Le citoyen ne commence en général à réagir que lorsque le souffle du boulet passe un peu plus près de lui. Quand il apprend qu’une mafia s’est organisée pour financer les campagnes électorales en prenant l’argent destiné aux biens publics ou aux logements sociaux, par exemple, il sent qu’il a été berné, mais il réagit par un « tous pourris, tous les mêmes, je ne vote plus. » Il faut que la magouille le touche d’encore plus près pour qu’il ait envie de réagir. Avec l’affaire du sang contaminé ou celle de l’amiante, cela se rapproche, mais il y a des mailles au filet. C’est quand il s’agit de sa bouffe de tous les jours, quand son beefsteack peut être mortel, que le problème lui paraît sérieux. Les consommateurs se découvrent alors citoyens, mais pas tous de la même façon. Il y a ceux qui réagissent en protégeant leur assiette « je veille sur les miens. Pour les autres, vive la liberté ! » Certains théorisent cette attitude en expliquant « le plus urgent est de se transformer soi même, l’amélioration pour les autres suivra… sûrement… ou peut-être ». Heureusement, il y a aussi ceux qui ont conscience d’appartenir à une société et donc cherchent comment y agir en citoyens responsables. Pour les en dissuader, on essaie bien de les démoraliser [1], mais soit leur nombre augmente, soit ils s’organisent mieux, en tout cas, ils commencent à se faire entendre.

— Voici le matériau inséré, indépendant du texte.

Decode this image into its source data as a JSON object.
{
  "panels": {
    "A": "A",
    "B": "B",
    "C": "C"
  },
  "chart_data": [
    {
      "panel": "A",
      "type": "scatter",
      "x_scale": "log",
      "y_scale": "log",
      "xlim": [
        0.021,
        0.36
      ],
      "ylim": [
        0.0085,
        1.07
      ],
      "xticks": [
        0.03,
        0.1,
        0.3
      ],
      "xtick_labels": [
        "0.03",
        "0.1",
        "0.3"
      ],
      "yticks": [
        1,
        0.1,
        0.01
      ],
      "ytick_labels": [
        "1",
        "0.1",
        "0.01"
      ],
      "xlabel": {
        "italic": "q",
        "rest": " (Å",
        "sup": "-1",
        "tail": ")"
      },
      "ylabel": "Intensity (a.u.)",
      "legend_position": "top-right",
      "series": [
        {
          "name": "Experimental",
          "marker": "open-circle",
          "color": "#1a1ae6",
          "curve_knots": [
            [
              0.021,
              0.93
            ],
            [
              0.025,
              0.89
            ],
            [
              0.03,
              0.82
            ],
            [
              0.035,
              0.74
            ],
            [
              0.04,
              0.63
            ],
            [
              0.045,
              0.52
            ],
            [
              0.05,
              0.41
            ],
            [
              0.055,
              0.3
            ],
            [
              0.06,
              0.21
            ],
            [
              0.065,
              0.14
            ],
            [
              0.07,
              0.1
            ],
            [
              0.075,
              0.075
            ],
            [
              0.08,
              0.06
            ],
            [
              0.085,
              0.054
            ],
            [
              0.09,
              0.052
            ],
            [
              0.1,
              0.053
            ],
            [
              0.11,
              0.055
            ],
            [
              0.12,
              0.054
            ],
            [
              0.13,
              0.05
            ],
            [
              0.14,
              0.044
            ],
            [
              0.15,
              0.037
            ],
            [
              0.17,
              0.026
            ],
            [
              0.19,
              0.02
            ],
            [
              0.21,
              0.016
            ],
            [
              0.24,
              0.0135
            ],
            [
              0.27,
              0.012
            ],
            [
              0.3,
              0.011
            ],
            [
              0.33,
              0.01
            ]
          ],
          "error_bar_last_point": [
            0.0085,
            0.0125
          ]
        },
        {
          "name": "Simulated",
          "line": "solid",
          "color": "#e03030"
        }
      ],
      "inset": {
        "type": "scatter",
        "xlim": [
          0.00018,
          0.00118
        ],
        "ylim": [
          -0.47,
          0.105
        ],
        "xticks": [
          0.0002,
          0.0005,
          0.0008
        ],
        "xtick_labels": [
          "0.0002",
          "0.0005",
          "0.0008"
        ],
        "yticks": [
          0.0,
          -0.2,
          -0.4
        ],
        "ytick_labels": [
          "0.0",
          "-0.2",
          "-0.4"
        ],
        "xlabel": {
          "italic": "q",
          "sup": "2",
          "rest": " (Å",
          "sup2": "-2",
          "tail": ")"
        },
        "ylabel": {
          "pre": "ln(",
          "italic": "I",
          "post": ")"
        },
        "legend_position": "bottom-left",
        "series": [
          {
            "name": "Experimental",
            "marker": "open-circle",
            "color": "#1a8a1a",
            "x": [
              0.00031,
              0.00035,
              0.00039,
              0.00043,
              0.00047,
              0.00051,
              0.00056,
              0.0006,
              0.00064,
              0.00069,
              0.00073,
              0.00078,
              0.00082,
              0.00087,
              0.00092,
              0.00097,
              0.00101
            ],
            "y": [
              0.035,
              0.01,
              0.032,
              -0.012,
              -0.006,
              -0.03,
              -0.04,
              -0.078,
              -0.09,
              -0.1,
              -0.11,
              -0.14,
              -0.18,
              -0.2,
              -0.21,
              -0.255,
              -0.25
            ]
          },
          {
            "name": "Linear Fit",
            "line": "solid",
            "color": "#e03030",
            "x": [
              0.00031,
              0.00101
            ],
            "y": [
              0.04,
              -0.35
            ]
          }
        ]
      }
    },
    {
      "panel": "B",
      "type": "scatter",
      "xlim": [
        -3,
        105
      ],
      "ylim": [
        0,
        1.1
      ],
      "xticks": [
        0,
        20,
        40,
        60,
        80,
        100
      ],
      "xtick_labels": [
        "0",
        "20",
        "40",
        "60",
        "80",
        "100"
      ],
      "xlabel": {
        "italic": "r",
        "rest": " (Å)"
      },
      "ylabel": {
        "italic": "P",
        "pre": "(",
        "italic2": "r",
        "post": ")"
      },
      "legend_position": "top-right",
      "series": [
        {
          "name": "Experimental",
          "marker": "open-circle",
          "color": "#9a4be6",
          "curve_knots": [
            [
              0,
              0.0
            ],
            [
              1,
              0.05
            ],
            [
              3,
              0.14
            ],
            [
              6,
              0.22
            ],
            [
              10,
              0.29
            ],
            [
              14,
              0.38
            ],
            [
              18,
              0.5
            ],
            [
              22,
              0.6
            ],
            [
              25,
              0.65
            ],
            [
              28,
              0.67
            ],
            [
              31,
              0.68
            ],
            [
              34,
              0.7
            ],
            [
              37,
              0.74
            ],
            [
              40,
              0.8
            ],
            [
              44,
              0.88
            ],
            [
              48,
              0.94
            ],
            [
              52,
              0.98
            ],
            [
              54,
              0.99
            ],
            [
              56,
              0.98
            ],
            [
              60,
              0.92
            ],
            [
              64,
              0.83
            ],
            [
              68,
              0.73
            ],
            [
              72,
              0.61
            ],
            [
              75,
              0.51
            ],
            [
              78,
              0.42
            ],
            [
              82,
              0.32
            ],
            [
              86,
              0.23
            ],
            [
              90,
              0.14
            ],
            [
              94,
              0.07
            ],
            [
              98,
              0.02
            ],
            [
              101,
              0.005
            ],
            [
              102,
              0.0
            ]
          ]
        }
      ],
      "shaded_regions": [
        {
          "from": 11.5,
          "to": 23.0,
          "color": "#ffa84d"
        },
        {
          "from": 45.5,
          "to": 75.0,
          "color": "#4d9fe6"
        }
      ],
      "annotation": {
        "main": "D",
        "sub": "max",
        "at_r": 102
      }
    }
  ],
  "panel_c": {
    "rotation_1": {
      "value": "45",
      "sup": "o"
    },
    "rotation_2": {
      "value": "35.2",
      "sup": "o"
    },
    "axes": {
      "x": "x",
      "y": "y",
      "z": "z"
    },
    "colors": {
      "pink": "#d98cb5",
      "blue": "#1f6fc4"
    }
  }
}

Et s’il fallait d’abord créer chez nous une véritable démocratie, donnant la priorité aux droits de l’Homme sur les “lois” économiques et sur tous les autres intégrismes, pour qu’elle puisse s’étendre au monde ?


[1par exemple en les traitant d’utopistes.

Dans notre dernier numéro , J.Auribault a tenté d’appréhender le sens du vocable “utopie”, tant galvaudé actuellement, par effet de mode. L’interprétation abusive de J-F Revel, confrontée à l’histoire des utopies, relève plus d’un point de vue passionnel que d’une analyse objective des œuvres utopiques ou des faits historiques.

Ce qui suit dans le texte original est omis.